Carnegie Hall

Stern Auditorium Stage

How do you get to Carnegie Hall? 

Practice.
 
Carnegie Hall


     Designed by William Burnet Tuthill, and built by Andrew Carnegie in 1891, Carnegie Hall is considered one of the most prestigious venues in the world.  Famous for both classical, and popular music, it has artistic, programming, development, and marketing departments.  

     There are 250 performances each season, and is also rented out to performance groups.
There is no resident company, not since 1962, when the NY Philharmonic left to go to the Lincoln Center.

     The main auditorium (pictured at the top) seats 2,804 people. Zankel Hall seats 599, and Weill Recital Hall seats 268.

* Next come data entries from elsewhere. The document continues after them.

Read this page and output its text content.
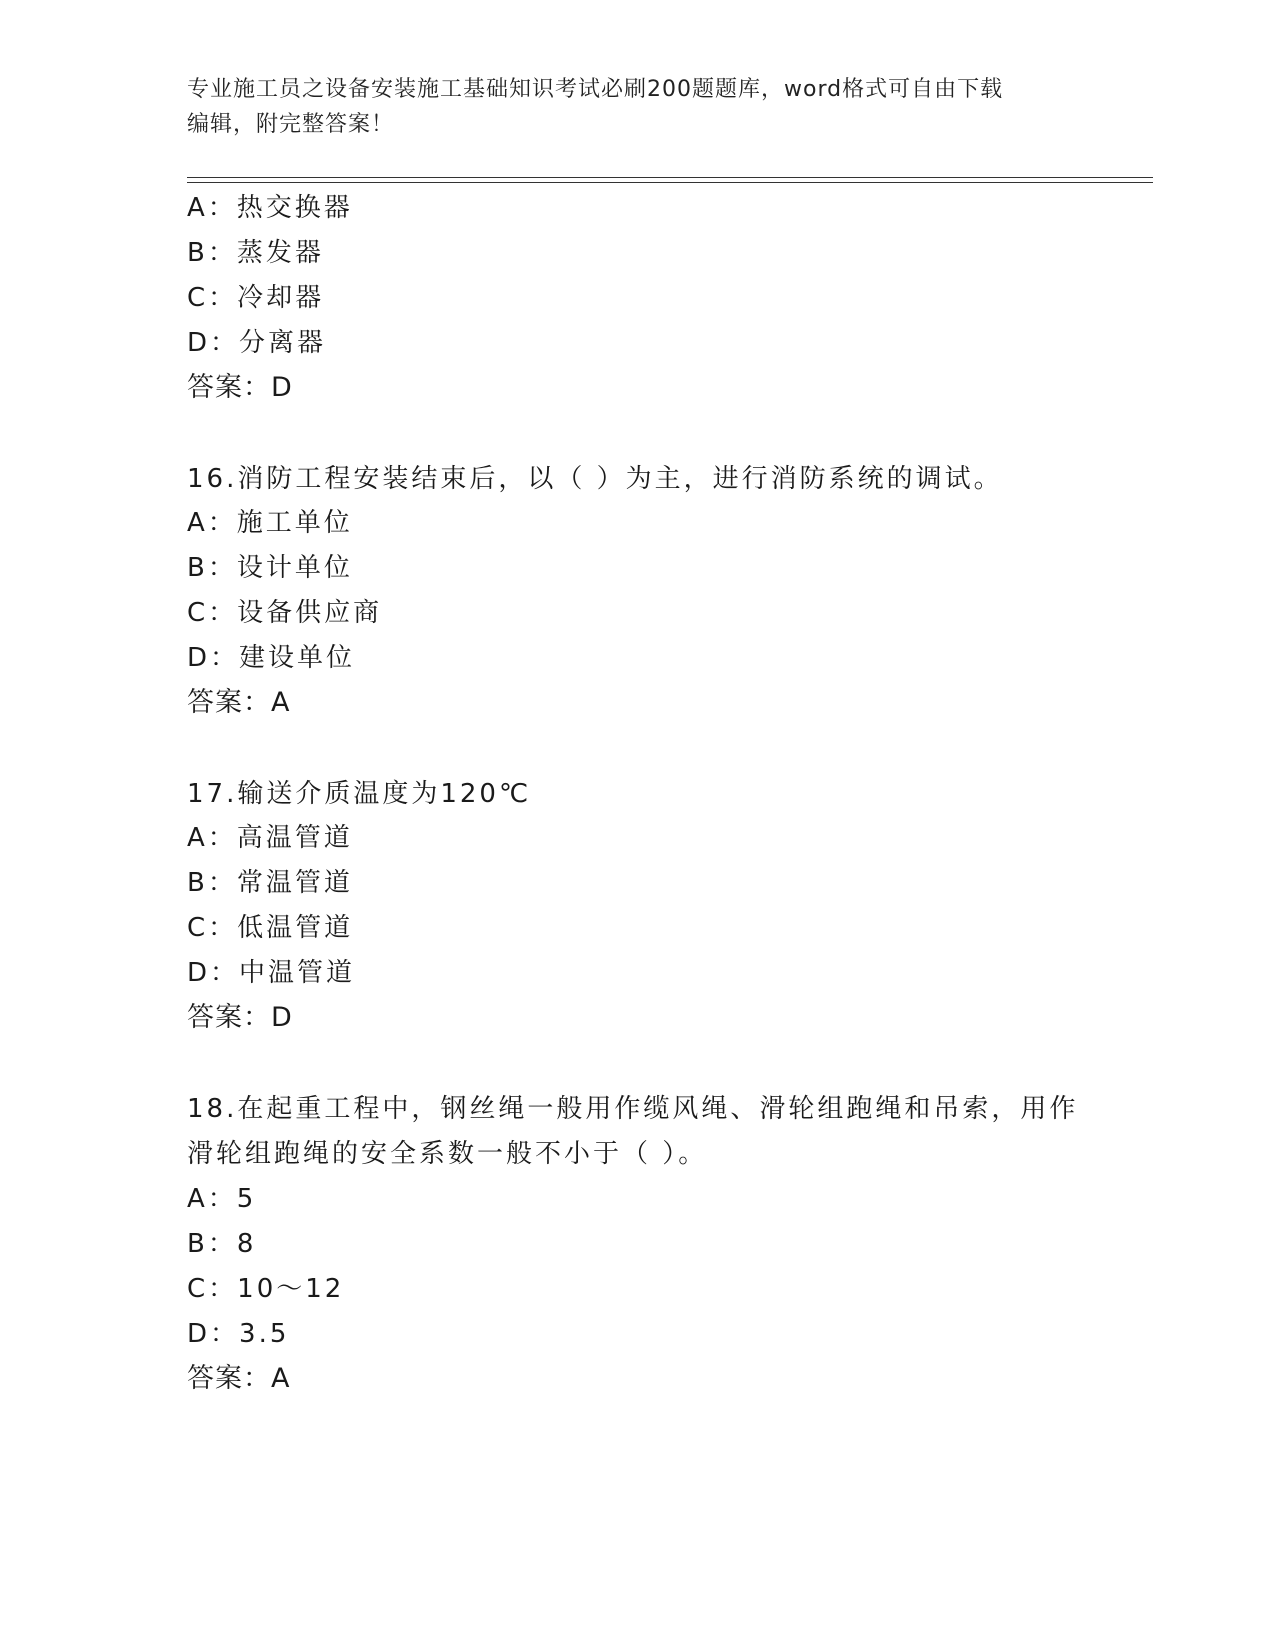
专业施工员之设备安装施工基础知识考试必刷200题题库，word格式可自由下载
编辑，附完整答案！
A：热交换器
B：蒸发器
C：冷却器
D：分离器
答案：D
16.消防工程安装结束后，以（ ）为主，进行消防系统的调试。
A：施工单位
B：设计单位
C：设备供应商
D：建设单位
答案：A
17.输送介质温度为120℃
A：高温管道
B：常温管道
C：低温管道
D：中温管道
答案：D
18.在起重工程中，钢丝绳一般用作缆风绳、滑轮组跑绳和吊索，用作
滑轮组跑绳的安全系数一般不小于（ ）。
A：5
B：8
C：10～12
D：3.5
答案：A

     Carnegie Hall is also home to the Rose Museum, which opened in 1991, and is dedicated to the history of Carnegie Hall. 2,500 feet of archives and more than a century of programs, which is amazing, since it became known in 1986 that Carnegie Hall never maintained an archive. Much of Carnegie Halls documented history had been dispersed, since there was no one place for it to go. The archive was established in 1986.

     The museum focuses on Carnegie Hall's uncertain future in the 1950's leading to a campaign preservation led by Issac Stern. New York City purchased Carnegie Hall for $5 million in 1960, and it has been declared a National Historic Landmark since 1962.